Auto elettriche: il 45% degli automobilisti italiani intenzionati all’acquisto

Contro il caro carburanti una soluzione può essere l’acquisto di auto elettriche. Una recente indagine di EY EV Country Readiness Index fotografa lo stato dell’arte nel mondo e in Italia rivelando che Cina, Norvegia e Svezia sul podio dei Paesi leader nella mobilità elettrica.

Mobilità elettrica: lo stato dell’arte in Italia

In Italia, a fronte di una quota del 66% di veicoli elettrici che verranno lanciati sul mercato italiano entro il 2026, solo il 18% sarà prodotto sul territorio nazionale. Andando nel dettaglio emerge come la Cina mantiene la prima posizione per quanto riguarda i progressi realizzati in termini di veicoli elettrici dove, sia a livello manifatturiero che infrastrutturale, consolida saldamente la propria leadership assecondata anche da un mercato interno in cui oltre il 51% dei consumatori intervistati è intenzionato ad acquistare un veicolo elettrico come prossima vettura.

In seconda posizione si trova la Norvegia, da sempre pioniera nel campo dell’e-mobility con un sistema maturo a livello di infrastrutture e mercato che sconta però un settore manifatturiero poco sviluppato nel Paese. Seguono Svezia, Germania e Regno Unito e infine l’Italia occupa nel ranking il 12° posto, seguita in fondo da Giappone, Canada e India all’ultima posizione.

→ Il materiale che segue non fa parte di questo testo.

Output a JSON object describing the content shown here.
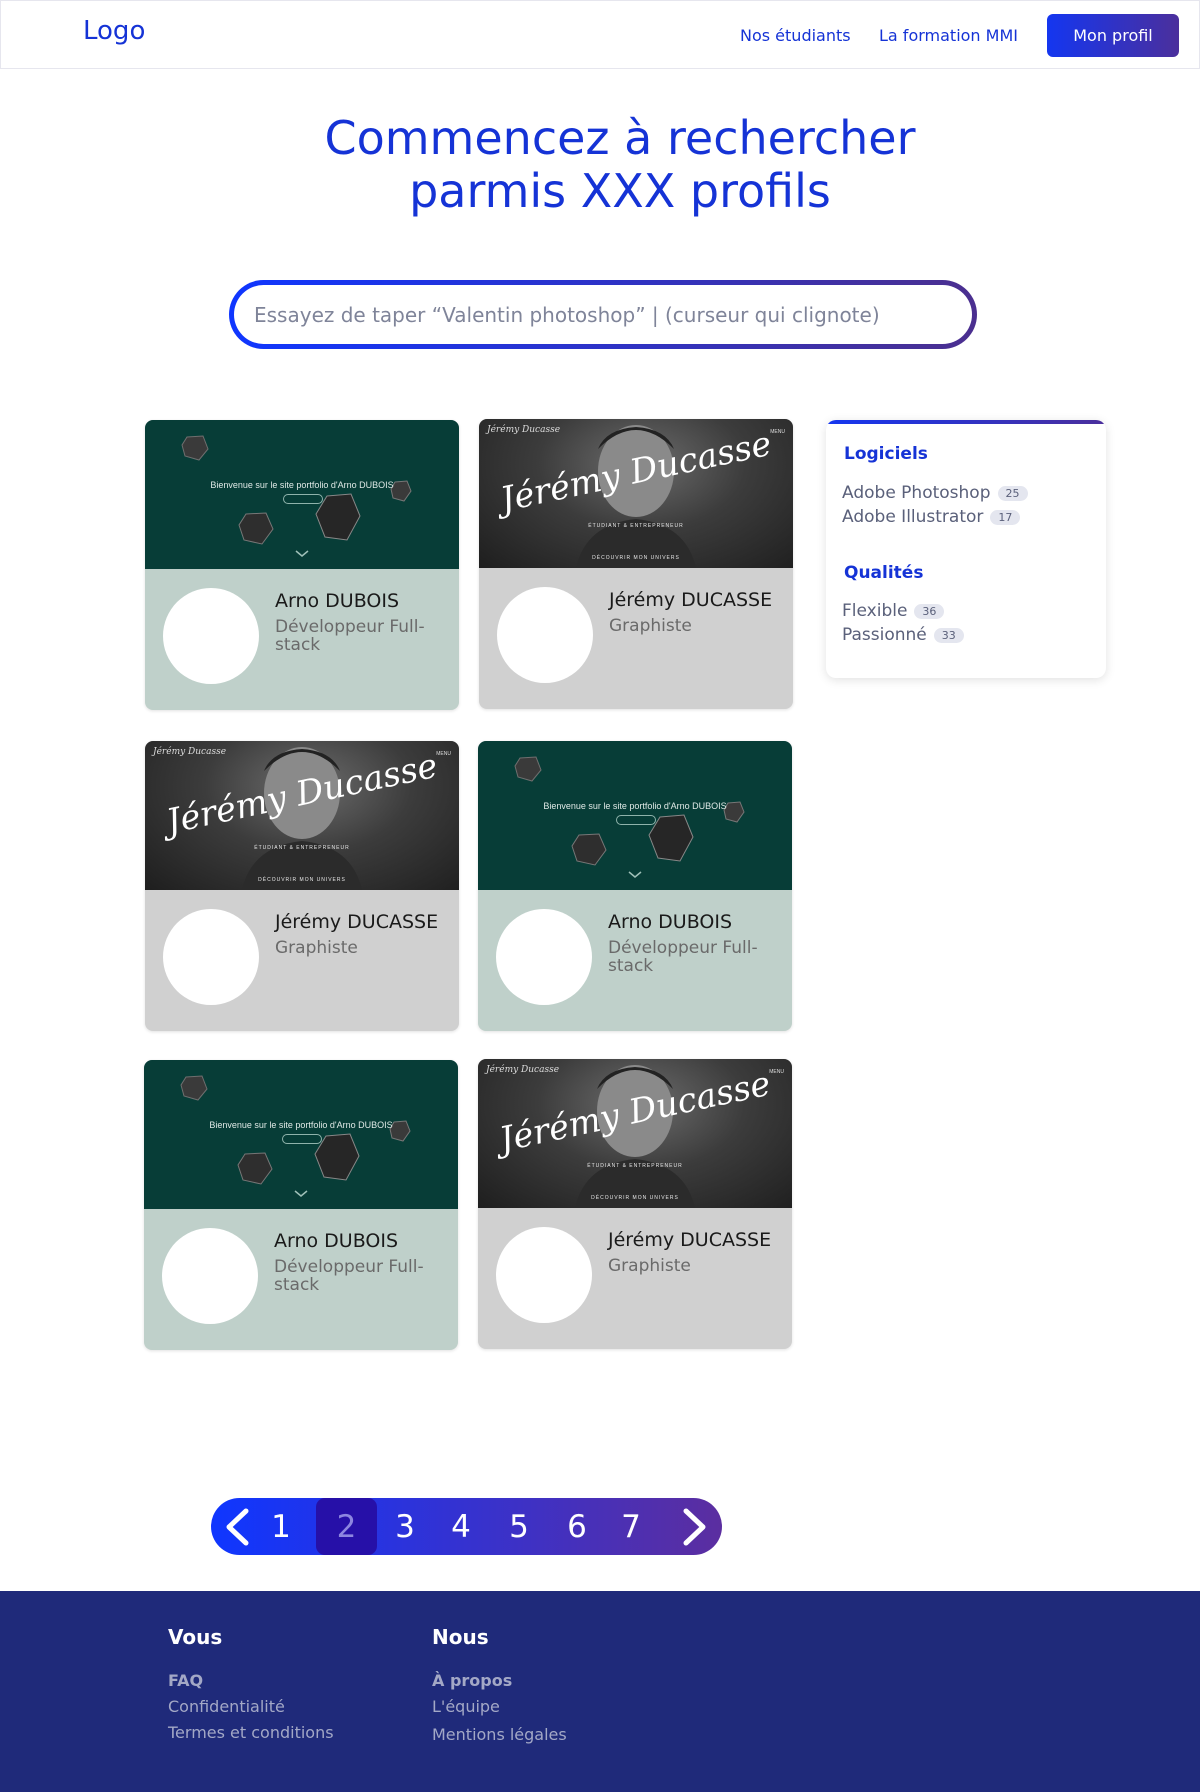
{
  "header": {
    "logo": "Logo",
    "nav": [
      "Nos étudiants",
      "La formation MMI"
    ],
    "profile_button": "Mon profil"
  },
  "hero": {
    "line1": "Commencez à rechercher",
    "line2": "parmis XXX profils"
  },
  "search": {
    "placeholder": "Essayez de taper “Valentin photoshop” | (curseur qui clignote)"
  },
  "cards": [
    {
      "name": "Arno DUBOIS",
      "role": "Développeur Full-stack",
      "banner_text": "Bienvenue sur le site portfolio d'Arno DUBOIS"
    },
    {
      "name": "Jérémy DUCASSE",
      "role": "Graphiste",
      "banner_title": "Jérémy Ducasse",
      "banner_sub": "ÉTUDIANT & ENTREPRENEUR",
      "banner_cta": "DÉCOUVRIR MON UNIVERS",
      "banner_menu": "MENU"
    },
    {
      "name": "Jérémy DUCASSE",
      "role": "Graphiste",
      "banner_title": "Jérémy Ducasse",
      "banner_sub": "ÉTUDIANT & ENTREPRENEUR",
      "banner_cta": "DÉCOUVRIR MON UNIVERS",
      "banner_menu": "MENU"
    },
    {
      "name": "Arno DUBOIS",
      "role": "Développeur Full-stack",
      "banner_text": "Bienvenue sur le site portfolio d'Arno DUBOIS"
    },
    {
      "name": "Arno DUBOIS",
      "role": "Développeur Full-stack",
      "banner_text": "Bienvenue sur le site portfolio d'Arno DUBOIS"
    },
    {
      "name": "Jérémy DUCASSE",
      "role": "Graphiste",
      "banner_title": "Jérémy Ducasse",
      "banner_sub": "ÉTUDIANT & ENTREPRENEUR",
      "banner_cta": "DÉCOUVRIR MON UNIVERS",
      "banner_menu": "MENU"
    }
  ],
  "filters": {
    "logiciels": {
      "heading": "Logiciels",
      "items": [
        {
          "label": "Adobe Photoshop",
          "count": "25"
        },
        {
          "label": "Adobe Illustrator",
          "count": "17"
        }
      ]
    },
    "qualites": {
      "heading": "Qualités",
      "items": [
        {
          "label": "Flexible",
          "count": "36"
        },
        {
          "label": "Passionné",
          "count": "33"
        }
      ]
    }
  },
  "pagination": {
    "prev": "<",
    "pages": [
      "1",
      "2",
      "3",
      "4",
      "5",
      "6",
      "7"
    ],
    "current": "2",
    "next": ">"
  },
  "footer": {
    "vous": {
      "heading": "Vous",
      "links": [
        "FAQ",
        "Confidentialité",
        "Termes et conditions"
      ]
    },
    "nous": {
      "heading": "Nous",
      "links": [
        "À propos",
        "L'équipe",
        "Mentions légales"
      ]
    }
  },
  "colors": {
    "primary": "#1533d6",
    "gradient_start": "#0f36ff",
    "gradient_end": "#5b2ea0",
    "footer_bg": "#1f2a7a",
    "card_green": "#bfd0ca",
    "card_gray": "#d0d0d0",
    "banner_green": "#073d37"
  }
}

Guardando all’Italia in modo particolare, l’analisi conferma il dato positivo circa la propensione all’acquisto di un veicolo elettrico (indicato
dal 45% dei consumatori intervistati 2° posto nel ranking generale), il lato negativo della medaglia è rappresentato però dalla scarsa willingness to pay per la fascia premium di mercato (la fetta più grande dell’offerta EV in questo momento).

Il contesto regolatorio vede l’Italia allineata alla maggior parte degli Stati dell’Indice EY per quanto concerne il sistema di incentivi all’acquisto, gli impegni relativi al bando dei motori a combustione (2035) e l’obiettivo net zero per il 2050. Rimangono però alcune aree di miglioramento nella normativa volte a favorire in primo luogo lo snellimento delle procedure (come fatto per la recente regolamentazione in merito agli affidamenti dei servizi di ricarica in autostrada 2 ), ma anche proponendo incentivi non monetari (ad esempio low-emission zone e vantaggi riservati a possessori di auto elettriche) come già attuato ampiamente da Paesi quali Norvegia, Cina e Germania.